Monday, January 11, 2010

Increasing Returns and The Fall

So, I’ve been thinking a lot this holiday season about increasing returns. For those who don’t know, this is the “rich get richer” phenomena which seems pretty pervasive to me. Good college football teams get the best recruits, a few popular artists (music, theatrical, etc.) get a majority of the popularity, ‘hot’ technology companies attract the best talent and thus gain more advantage. Those are just a few examples – you can likely think of more. It may be harder to think of something where this is not true. The opposite would be a dampening process, sort of like your air conditioner – when it gets hotter, cool air comes out to reverse the rise, not reinforce it. Can you think of any societal process which is naturally dampening? I haven’t yet, but I’ve not given up either.

The popular get more popular, the rich get richer, the powerful get more powerful. And there are cycles/crashes, obviously – exponential increases aren’t sustainable, and so the same reinforcing process that gave you popularity can also crush you. Ask Britney Spears.

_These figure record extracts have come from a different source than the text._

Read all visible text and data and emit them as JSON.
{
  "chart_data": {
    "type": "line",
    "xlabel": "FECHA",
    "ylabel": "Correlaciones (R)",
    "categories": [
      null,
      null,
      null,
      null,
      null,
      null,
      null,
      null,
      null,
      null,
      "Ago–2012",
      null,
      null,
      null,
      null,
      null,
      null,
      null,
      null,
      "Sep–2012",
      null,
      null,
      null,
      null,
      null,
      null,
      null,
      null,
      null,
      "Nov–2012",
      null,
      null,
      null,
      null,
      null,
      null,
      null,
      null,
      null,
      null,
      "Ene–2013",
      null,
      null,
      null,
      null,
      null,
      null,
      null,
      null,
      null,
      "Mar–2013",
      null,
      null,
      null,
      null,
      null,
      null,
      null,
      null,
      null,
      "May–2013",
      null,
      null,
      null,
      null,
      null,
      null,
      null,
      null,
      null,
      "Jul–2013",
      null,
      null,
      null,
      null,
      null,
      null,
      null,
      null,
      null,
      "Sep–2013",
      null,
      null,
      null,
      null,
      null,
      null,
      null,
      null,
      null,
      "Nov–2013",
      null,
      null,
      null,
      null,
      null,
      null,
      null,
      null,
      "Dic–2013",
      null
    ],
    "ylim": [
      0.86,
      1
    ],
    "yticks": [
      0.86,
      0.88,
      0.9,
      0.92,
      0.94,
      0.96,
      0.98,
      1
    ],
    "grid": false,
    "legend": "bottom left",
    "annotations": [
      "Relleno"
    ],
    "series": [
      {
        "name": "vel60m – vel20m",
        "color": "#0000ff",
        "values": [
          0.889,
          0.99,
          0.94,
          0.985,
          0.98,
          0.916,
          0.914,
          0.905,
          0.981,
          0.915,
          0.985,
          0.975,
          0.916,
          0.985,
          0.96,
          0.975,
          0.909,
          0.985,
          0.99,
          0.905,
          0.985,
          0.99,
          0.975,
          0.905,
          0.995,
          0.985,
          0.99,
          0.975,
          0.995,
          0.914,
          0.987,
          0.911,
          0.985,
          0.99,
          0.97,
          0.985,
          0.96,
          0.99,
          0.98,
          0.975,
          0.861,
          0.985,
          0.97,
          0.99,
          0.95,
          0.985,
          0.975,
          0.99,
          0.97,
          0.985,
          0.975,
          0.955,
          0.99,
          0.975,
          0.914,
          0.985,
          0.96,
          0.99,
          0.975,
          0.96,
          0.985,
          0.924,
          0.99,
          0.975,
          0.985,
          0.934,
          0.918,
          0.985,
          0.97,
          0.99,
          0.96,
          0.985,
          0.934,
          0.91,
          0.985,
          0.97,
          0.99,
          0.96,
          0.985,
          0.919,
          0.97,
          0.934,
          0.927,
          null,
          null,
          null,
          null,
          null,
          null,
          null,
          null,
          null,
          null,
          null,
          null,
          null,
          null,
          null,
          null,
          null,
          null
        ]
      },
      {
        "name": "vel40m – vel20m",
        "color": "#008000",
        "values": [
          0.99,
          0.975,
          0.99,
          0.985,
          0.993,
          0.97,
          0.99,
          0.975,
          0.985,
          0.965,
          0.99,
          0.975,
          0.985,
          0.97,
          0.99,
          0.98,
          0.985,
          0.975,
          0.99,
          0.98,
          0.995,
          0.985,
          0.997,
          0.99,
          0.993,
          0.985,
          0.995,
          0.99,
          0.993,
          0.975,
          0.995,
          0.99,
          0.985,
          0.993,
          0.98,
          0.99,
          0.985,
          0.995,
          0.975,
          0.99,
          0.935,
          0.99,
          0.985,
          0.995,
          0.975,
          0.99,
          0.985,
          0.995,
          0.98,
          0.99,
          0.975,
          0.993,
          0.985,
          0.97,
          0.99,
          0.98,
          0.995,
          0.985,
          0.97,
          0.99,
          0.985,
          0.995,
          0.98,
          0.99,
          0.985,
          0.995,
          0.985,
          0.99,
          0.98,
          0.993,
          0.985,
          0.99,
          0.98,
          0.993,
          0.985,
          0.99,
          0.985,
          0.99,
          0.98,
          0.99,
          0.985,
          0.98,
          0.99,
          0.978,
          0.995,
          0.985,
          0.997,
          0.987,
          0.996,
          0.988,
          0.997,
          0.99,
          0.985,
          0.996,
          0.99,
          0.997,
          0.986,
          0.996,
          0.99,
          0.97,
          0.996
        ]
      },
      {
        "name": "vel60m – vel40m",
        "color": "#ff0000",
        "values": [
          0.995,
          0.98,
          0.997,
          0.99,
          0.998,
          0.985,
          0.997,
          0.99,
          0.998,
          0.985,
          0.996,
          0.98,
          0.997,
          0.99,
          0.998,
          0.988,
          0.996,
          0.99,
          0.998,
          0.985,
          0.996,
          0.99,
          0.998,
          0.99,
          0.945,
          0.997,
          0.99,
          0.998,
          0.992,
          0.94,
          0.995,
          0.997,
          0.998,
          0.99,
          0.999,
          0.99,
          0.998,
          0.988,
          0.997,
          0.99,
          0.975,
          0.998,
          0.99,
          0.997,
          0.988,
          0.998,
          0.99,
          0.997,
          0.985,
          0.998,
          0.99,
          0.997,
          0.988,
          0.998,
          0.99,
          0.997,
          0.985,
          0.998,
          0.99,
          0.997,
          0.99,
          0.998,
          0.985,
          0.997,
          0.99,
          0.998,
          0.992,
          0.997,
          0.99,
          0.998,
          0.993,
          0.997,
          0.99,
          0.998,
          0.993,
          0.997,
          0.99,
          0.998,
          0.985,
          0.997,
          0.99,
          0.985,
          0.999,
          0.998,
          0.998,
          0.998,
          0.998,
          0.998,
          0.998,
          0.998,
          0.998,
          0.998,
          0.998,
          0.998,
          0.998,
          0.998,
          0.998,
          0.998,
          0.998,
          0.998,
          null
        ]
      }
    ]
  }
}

And then I think of socialism/communism. As I’ve stated previously, my primary gripe with those political theories is that they inevitably lead to centralization of power when the group size gets at all large (bigger than a small commune) because it gets too big to self-govern. Then, you get a situation like communist Russia, which is again a rich-get-richer phenomenon. Those in power use that power to stay in power and profit for themselves at the expense of the masses. And socialism inevitably leads to centralization of power as we discover more social problems that need to be solved by the government to be sure that things are done equitably. But this leads to a very large and powerful government, which the larger it gets, the less accountable it becomes to voters. Rinse, dry, repeat and viola, you have an unaccountable, totalitarian government.

So, how much of this is due to the fall? Doesn’t it seem that humanity at some level was designed to live together in a way that the rich give more away, and the poor find themselves to be the major benefactors of that largess without even needing to ask? This is a big part of Jesus’ counter-cultural message – to give away your riches, to give away power, and to eschew the praise of men (popularity). On the one hand, it is better for you – your soul is less tied to those things when you are able to give them away and you live in freedom and not slavery to them. But it is also better for society. We as Christians are the dampening mechanism, at least in some sense. In another sense, that seems impossible.

A lot of what I’ve said here is probably obvious to some. I guess what feels new to me is that this seeming inexorable push for increasing returns to various things is embedded deep on our society and must be a major target of Christ’s redemptive work.